I’ve never used this entrance to Sergeant Derby Park before—it used to be easy to cross the Natural Bridges School property (now rented out to Gateway School), but all the Santa Cruz City School properties have now been fenced in to keep the public out, making schools much more prison-like.


The skatebowl in Derby Park is not as modern a skatepark as the others in the city, but it was one of the first public skate parks in the country and is still popular.


Graffiti in the skate bowl is accepted as part of the skateboard culture, but I’m not sure what the building owners think of the graffiti facing the park.


On all our walks, we stop at little free libraries, which Santa Cruz has by the dozens.

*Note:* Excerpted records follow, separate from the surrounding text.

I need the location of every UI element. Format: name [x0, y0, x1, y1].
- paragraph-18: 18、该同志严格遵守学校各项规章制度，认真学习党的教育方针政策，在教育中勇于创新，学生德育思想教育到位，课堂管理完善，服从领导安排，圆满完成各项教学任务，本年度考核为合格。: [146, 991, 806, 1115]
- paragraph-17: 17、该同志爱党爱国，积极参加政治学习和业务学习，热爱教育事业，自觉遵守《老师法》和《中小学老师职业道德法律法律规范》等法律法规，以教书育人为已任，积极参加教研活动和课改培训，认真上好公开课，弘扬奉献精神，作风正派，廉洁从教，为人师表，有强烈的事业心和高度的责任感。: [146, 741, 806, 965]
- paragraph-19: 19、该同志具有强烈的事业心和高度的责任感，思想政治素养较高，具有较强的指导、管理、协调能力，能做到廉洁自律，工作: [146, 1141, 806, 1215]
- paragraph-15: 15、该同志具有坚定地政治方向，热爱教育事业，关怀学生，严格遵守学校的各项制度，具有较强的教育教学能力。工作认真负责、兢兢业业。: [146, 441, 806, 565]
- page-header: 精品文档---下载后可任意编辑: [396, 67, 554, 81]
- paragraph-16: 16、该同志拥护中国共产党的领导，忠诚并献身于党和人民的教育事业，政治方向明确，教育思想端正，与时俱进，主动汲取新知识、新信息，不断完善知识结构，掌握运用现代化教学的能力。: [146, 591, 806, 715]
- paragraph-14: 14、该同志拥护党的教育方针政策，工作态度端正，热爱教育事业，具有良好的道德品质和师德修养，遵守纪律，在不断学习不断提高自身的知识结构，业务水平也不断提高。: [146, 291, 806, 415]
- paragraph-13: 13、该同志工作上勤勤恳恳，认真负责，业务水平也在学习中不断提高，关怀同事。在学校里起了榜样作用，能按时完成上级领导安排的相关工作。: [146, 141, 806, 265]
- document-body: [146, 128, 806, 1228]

I was going to check, to see how many were mapped (only a small fraction, I suspect), but the website was not responding.


The obelisk at the “Court of Mysteries” has been nicely restored, but chopping the site up into two lots does somewhat damage the integrity of the art.


The gate and the main building have been restored also, but the big house added on the lot does intrude a bit—unfortunately, building the house was probably the only way to provide the funds for restoring the site and making sure that it was properly cared for.


The second obelisk is really quite close to the new house.


My wife likes this cactus garden, though she thinks that the few non-succulent plants around the edges should be removed and a full desert look maintained.


This fountain decorated with large abalone shells has clearly been here for a while—large abalone shells are now extremely difficult to obtain.